Mungkin, salah satu langkah yang dapat dilakukan untuk meningkatkan kinerja demokrasi yaitu dengan peningkatan kualitas manusia sebagai pelaku demokrasi. Seberapa erat hubungan demokrasi dengan kualitas manusia? Ada banyak ukuran untuk menentukan kualitas manusia di suatu wilayah, yang paling mudah dan umum, kita bisa mengukur kualitas manusia dari pendidikannya. Semakin tinggi tingkat Pendidikan yang dicapai manusia tersebut, tentu pola pikirnya semakin bagus, sehingga kualitasnya diharapkan juga semakin bagus. Salah satu indicator pendidikan adalah Rata-rata lama sekolah.

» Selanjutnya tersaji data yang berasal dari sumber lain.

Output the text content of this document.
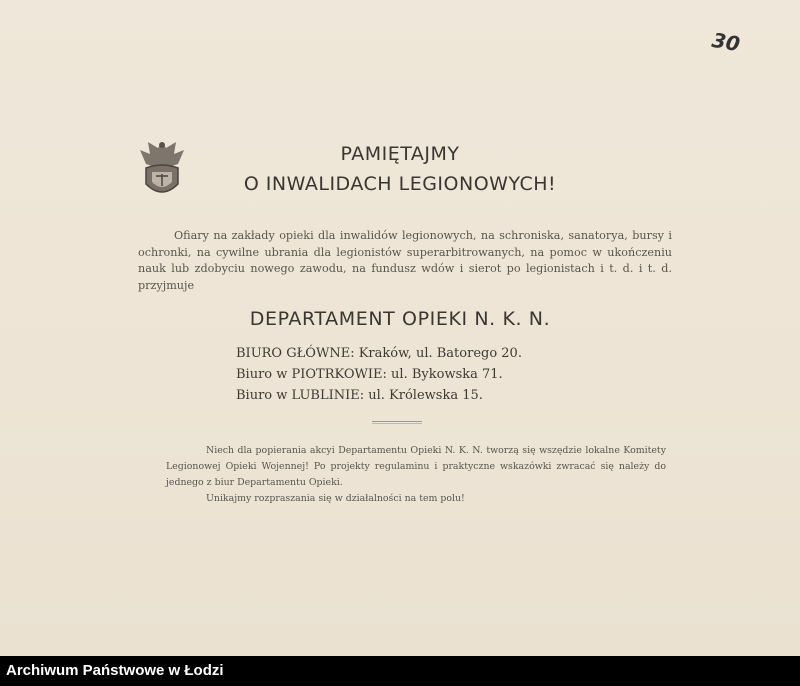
30
PAMIĘTAJMY
O INWALIDACH LEGIONOWYCH!

Ofiary na zakłady opieki dla inwalidów legionowych, na schroniska, sanatorya, bursy i ochronki, na cywilne ubrania dla legionistów superarbitrowanych, na pomoc w ukończeniu nauk lub zdobyciu nowego zawodu, na fundusz wdów i sierot po legionistach i t. d. i t. d. przyjmuje

DEPARTAMENT OPIEKI N. K. N.
BIURO GŁÓWNE: Kraków, ul. Batorego 20.
Biuro w PIOTRKOWIE: ul. Bykowska 71.
Biuro w LUBLINIE: ul. Królewska 15.

Niech dla popierania akcyi Departamentu Opieki N. K. N. tworzą się wszędzie lokalne Komitety Legionowej Opieki Wojennej! Po projekty regulaminu i praktyczne wskazówki zwracać się należy do jednego z biur Departamentu Opieki.

Unikajmy rozpraszania się w działalności na tem polu!

Archiwum Państwowe w Łodzi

Saya mencoba menguji keeratan hubungan antara demokrasi dan kualitas hidup manusia dalam hal pendidikan, dengan mengkorelasikan nilai Indeks Demokrasi Indonesia dengan variabel Rata-rata Lama sekolah. Hasilnya memang berkorelasi signifikan secara statistik. Berdasarkan hasil tersebut, kita bisa mengambil kesimpulan bahwa jika ingin demokrasi baik, baguskan lah dulu kualitas pendidikan manusianya, yang diharapkan dapat membangun pola pikir yang baik. 

Sebagai gambaran, Rata-rata lama sekolah di Provinsi Bengkulu tahun 2018 sebesar 8.61. Artinya, rata-rata penduduk provinsi Bengkulu ini mengenyam pendidikan hanya 8 tahun-an saja. Setara dengan SMP tetapi tidak tamat. Bagaimana mau meningkatkan kinerja demokrasi jika pendidikan manusianya belum baik. Hal ini tentu menjadi salah  satu PR bagi Pemerintah Provinsi Bengkulu untuk meningkatkan kinerja demokrasi melalui pendidikan.

Semoga peringatan hari demokrasi International di tanggal 15 September ini, bisa menjadi peringatan bagi kita semua bahwa kinerja demokrasi di Indonesia masih perlu ditingkatkan. Hal-hal yang perlu dibenahi sebaiknya berawal dari tingkat wilayah paling kecil, sehingga perubahan menuju kebaikan dan kemajuan bisa dirasakan mulai dari bawah. (**)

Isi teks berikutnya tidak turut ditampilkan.